Итак, Джеймс Хартхаус сидел в оконной нише, лениво посасывая трубку, и подсчитывал каждый шаг, сделанный им на пути, по которому, волею судеб, он следовал. Куда это заведет его, он видел с достаточной ясностью, но конечная цель пути его не тревожила. Что будет, то будет.
Так как ему предстояла долгая поездка верхом, — в нескольких милях от усадьбы ожидалось публичное собрание, где он намеревался, придравшись к случаю, поратовать за партию Грэдграйнда, — то он рано совершил туалет и спустился вниз к завтраку. Ему не терпелось проверить — а что, если она за ночь опять отдалилась от него? Нет.

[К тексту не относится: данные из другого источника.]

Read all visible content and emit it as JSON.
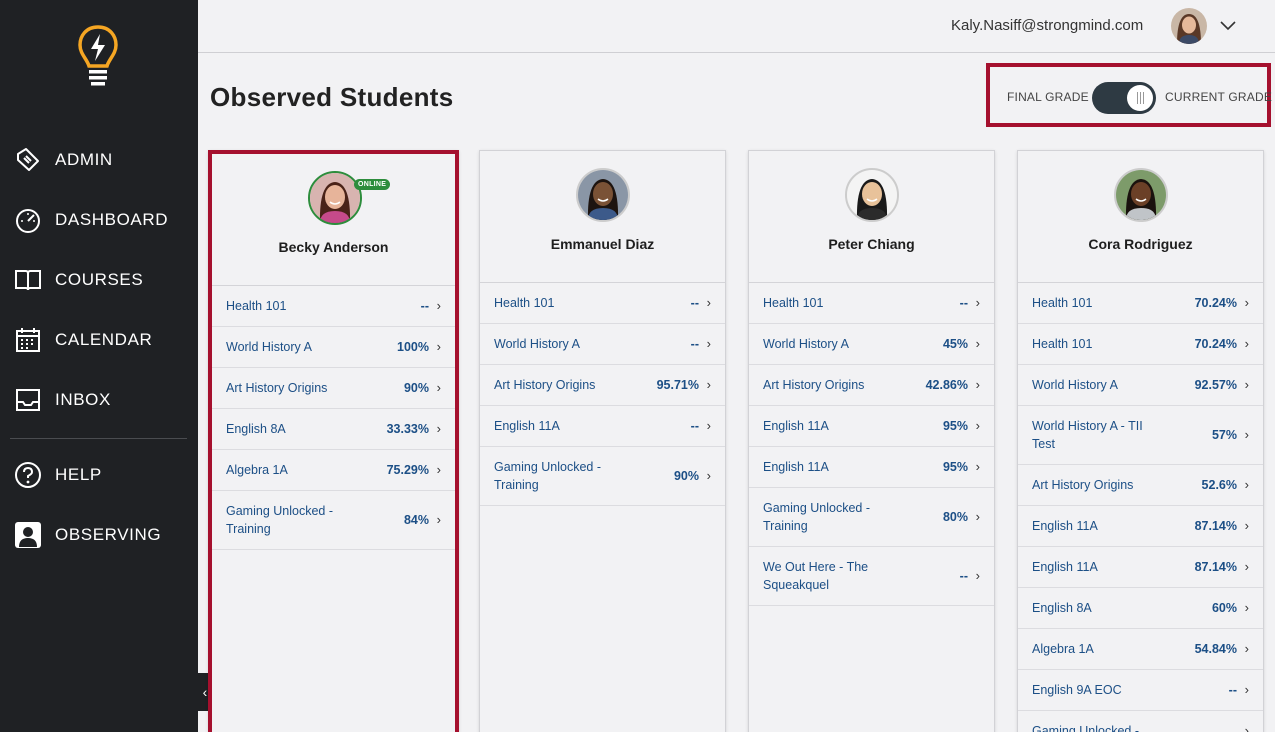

Он мог продолжать свой путь с того места, где остановился накануне, — она снова подарила его приветливым взглядом.
Проведя день более или менее (скорее менее) приятно, насколько это было возможно при столь утомительных обстоятельствах, он в шесть часов пополудни возвращался обратно. От ворот усадьбы до дома было с полмили, и он ехал шагом по ровной, посыпанной гравием дорожке, когда-то проложенной Никитсом, как вдруг из-за кустов выскочил мистер Баундерби, да так стремительно, что лошадь Хартхауса шарахнулась.
— Хартхаус! — крикнул мистер Баундерби. — Вы слышали?
— Что именно? — спросил Хартхаус, оглаживая свою лошадь и мысленно отнюдь не желая мистеру Баундерби всех благ.
— Стало быть, вы не слышали!
— Я слышал вас, и не только я, но и моя лошадь. Больше ничего.
Мистер Баундерби, потный и красный, стал посреди дороги перед мордой лошади, дабы его бомба разорвалась с наибольшим эффектом.
— Банк ограбили!
— Не может быть!
— Ограбили этой ночью, сэр. Ограбили очень странным образом. Ограбили с помощью подделанного ключа.
— И много унесли?
Мистер Баундерби так сильно желал изобразить случившееся событием необычайной важности, что отвечал даже с некоторой обидой:
— Да нет. Не так чтобы очень много. Но ведь могли бы и много.
— Сколько же?
— Ежели вам так уж непременно хочется узнать сумму, то она не превышает ста пятидесяти фунтов, — с досадой сказал Баундерби. — Но дело не в украденной сумме, а в самом факте. Важен факт — произошло ограбление банка. Удивляюсь вам, что вы этого не понимаете.
— Дорогой мистер Баундерби, — сказал Джеймс, спешиваясь и отдавая поводья своему слуге, — я отлично это понимаю и до такой степени потрясен картиной, которая открылась моему внутреннему взору, что лучшего вы и пожелать не можете. Тем не менее, надеюсь, вы позволите мне поздравить вас — и, поверьте, от всей души, — что понесенный вами убыток не столь уж велик.
— Благодарствуйте, — сухо обронил Баундерби. — Но вот что я вам скажу — могли бы унести и двадцать тысяч фунтов.
— Вероятно.
— Вероятно! Еще как, черт возьми, вероятно! — воскликнул мистер Баундерби, свирепо мотая и тряся головой. — Ведь могли унести и дважды двадцать тысяч. Даже и вообразить нельзя, что могло бы случиться, ежели бы грабителям не помешали.
Тут к ним подошла Луиза, а также миссис Спарсит и Битцер.
— Вот дочь Тома Грэдграйнда, не в пример вам, отлично понимает, что могло бы быть, — похвастался Баундерби. — Упала как подкошенная, когда я сказал ей! В жизни с ней этого не бывало. Но ведь и случай-то какой! Я так считаю, что это делает ей честь, да-с!